Top cop outlines wish list for new Breck police station |

Top cop outlines wish list for new Breck police station

BRECKENRIDGE – Breckenridge Police Chief Rick Holman has a long wish list of items he’d like to see if the town council decides to build a new police department building.

“Our intent isn’t to design an urban-area police structure,” he told town council members Tuesday night. “The list just seems so long because there’s so much we’re currently lacking.”

Constructing a new police department building or renovating another town-owned structure are among the options a consultant suggested to help the town keep up with future demands. A new police station is the top priority, because officers have far less space than comparable police departments in other towns throughout the nation.

The size limitations frustrate officers, Holman said.

“We make a lot of copies every day, for attorneys, the DA, insurance companies,” he said. “This year, we had to buy a new copier, and we had to buy a substandard one because of space limitations.”

The department also faces a challenge in the records department, where documents are kept for two years. Last year, officers responded to 10,000 calls, most of which required them to fill out reports.

They also don’t have enough room to store their equipment.

“It’s the nature of police work that we have a lot of toys,” Holman said. “We need space to put armories, radios, flashlights and training equipment.”

Each officer is issued about $2,500 worth of equipment and uniforms, including cold-weather gear and boots many departments don’t provide.

“Whenever you have locker rooms,” Holman said, “it’s nice to have running water. And the female officers have to change in a closet.”

The evidence storage is crowded, as well. In 2002, Holman said, police logged in 829 pieces of evidence.

Police don’t even have a place where they can dust items for fingerprints or let a wet shirt dry before removing a blood sample from it.

One major consideration is the layout of the department, which affects how police interact with the public. Federal law requires police to separate juveniles and adults, and police like to keep suspects apart during interviews. The Breckenridge department, however, doesn’t have an interview room.

“If we have four suspects, we don’t have a place to put them,” he said. “You have to have one officer to interview one of them while another guards the others in a separate location. And there are no restrooms in the police department. If someone needs to go to the bathroom, you have to get another officer to escort them downstairs.”

That, too, presents a problem.

“If you have a family of tourists at the counter asking questions and you have to bring in a loud, combative suspect, you don’t like these people to cross paths,” he said.

He also would like to have a sallyport, a large garage that allows officers to access the station out of the public eye.
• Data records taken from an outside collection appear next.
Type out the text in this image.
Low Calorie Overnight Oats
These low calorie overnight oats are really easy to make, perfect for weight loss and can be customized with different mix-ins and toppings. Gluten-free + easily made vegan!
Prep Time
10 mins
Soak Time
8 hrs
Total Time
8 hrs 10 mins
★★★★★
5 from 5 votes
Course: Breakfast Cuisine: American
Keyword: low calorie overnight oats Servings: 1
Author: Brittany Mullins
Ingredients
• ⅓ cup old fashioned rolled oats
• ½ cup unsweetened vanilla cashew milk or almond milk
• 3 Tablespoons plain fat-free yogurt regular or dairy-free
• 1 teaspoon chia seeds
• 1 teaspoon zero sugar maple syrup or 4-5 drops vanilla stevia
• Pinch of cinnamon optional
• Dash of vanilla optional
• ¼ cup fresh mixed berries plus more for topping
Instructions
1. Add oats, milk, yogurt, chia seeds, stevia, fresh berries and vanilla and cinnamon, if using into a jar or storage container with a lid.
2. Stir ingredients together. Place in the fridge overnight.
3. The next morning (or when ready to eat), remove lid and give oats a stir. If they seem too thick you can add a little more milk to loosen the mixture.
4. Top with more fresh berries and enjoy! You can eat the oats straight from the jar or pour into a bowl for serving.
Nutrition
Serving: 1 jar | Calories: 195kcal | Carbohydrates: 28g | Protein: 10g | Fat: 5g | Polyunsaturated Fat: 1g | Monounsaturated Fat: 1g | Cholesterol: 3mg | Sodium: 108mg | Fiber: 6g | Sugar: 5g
At the county justice center, officers take suspects into the sallyport, close the garage door, lead suspects into a room and lock the door behind them. There, they buzz the officers in the jail, who open a second door, admitting them into the jail. At no time is there a chance for a suspect to escape.

Holman said such basic requests probably would mean the town couldn’t retrofit the existing department. Two weeks ago, consultants said the town hall building was such a hodgepodge of additions, it would be difficult to retrofit.

“We may not be able to hit the ideal,” said Mayor Sam Mamula. “But somewhere between the mess we have now and the ideal is where we’re going to fall.”

The council tentatively plans to hold an executive session next month to discuss what properties throughout town – regardless of who owns them – might be suitable sites for a new department.

“This is not a new problem,” Mamula said. “We discovered this 10 years ago. It’s just an issue that’s been neglected.”